Table 1 Demographics and disease status of cohorts from four brain bank resources

RNA was extracted from frozen brain tissues using Tissue Lyser LT and RNeasy Mini Kit (Qiagen, Hilden, Germany) following the manufacturer’s instruction. RIN (RNA integrity) and DV200 were measured with RNA 6000 Pico Assay using Bioanalyzer 2100 (Agilent Technologies). The RIN is determined by the software on the Bioanalyzer taking into account the entire electrophoretic trace of the RNA including the presence or absence of degradation products. The DV200 value is defined as the percentage of nucleotides > 200 nt. RIN and DV200 for all the samples can be found on Additional file 1: Table S1. The yield of each sample is determined by the Quant-iT RNA Assay (Life Technologies) on the Qubit Fluorometer (Fisher Scientific).

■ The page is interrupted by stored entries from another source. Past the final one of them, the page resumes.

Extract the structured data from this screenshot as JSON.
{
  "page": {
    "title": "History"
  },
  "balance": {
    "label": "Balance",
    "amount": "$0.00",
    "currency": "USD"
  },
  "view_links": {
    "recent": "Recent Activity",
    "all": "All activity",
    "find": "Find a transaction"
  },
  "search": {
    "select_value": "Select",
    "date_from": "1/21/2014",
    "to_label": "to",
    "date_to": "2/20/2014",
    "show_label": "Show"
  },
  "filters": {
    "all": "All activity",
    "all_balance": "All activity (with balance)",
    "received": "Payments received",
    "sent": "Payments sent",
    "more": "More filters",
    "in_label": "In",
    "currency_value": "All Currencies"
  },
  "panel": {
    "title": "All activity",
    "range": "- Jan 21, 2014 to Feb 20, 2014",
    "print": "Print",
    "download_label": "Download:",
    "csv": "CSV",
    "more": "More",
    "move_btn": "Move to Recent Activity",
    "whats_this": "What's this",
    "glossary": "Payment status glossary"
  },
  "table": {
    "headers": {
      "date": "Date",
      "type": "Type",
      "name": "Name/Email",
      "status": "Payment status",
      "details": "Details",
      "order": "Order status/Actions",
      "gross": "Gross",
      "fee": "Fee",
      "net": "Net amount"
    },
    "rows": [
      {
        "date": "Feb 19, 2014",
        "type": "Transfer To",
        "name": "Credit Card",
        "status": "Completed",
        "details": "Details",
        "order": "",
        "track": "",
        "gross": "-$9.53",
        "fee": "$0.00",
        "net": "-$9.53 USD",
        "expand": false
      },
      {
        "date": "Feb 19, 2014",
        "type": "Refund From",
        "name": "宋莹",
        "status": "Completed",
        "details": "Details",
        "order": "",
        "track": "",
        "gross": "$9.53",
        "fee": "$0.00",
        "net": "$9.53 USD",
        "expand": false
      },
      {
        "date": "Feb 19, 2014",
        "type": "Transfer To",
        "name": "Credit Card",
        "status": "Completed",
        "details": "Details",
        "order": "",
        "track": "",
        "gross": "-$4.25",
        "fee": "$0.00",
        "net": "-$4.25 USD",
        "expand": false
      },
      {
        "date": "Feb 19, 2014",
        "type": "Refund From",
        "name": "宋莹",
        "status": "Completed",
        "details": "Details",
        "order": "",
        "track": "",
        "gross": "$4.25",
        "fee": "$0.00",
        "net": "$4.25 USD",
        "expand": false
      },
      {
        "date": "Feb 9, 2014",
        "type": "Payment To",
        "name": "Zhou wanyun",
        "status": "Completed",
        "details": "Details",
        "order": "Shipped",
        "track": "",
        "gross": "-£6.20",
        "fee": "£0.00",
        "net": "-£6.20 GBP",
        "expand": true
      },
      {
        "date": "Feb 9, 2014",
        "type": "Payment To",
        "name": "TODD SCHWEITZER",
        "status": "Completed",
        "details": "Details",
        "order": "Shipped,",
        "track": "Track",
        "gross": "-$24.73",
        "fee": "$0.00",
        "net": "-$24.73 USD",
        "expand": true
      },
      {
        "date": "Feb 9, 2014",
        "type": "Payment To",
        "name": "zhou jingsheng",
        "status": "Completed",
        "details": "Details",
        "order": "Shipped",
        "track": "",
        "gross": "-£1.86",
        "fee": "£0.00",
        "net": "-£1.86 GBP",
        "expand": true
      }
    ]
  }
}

The complementary DNA (cDNA) library was prepared with the TruSeq Stranded Total RNA Sample Prep with Ribo-Zero Gold kit (Illumina) and then sequenced by HiSeq 4000 (Illumina) using 2 × 150 paired-end reads at McDonnell Genome Institute, Washington University in St. Louis with a mean of 58.14 ± 8.62 million reads. Number of reads and other quality control (QC) metrics can be found in Additional file 1: Table S1.

Mayo Clinic Brain Bank

Mayo Clinic Brain Bank RNA-seq was accessed from the Advanced Medicines Partnership – Alzheimer’s Disease (AMP-AD) portal (synapse ID = 5,550,404; accessed January 2017) (Table 1). Paired end reads of 2 × 101 base pairs were generated by Illumina HiSeq 2000 sequencers for an average of 134.9 million reads per sample. Neuropathology criteria, quality control procedures, RNA extraction, and sequencing details are explained elsewhere [18].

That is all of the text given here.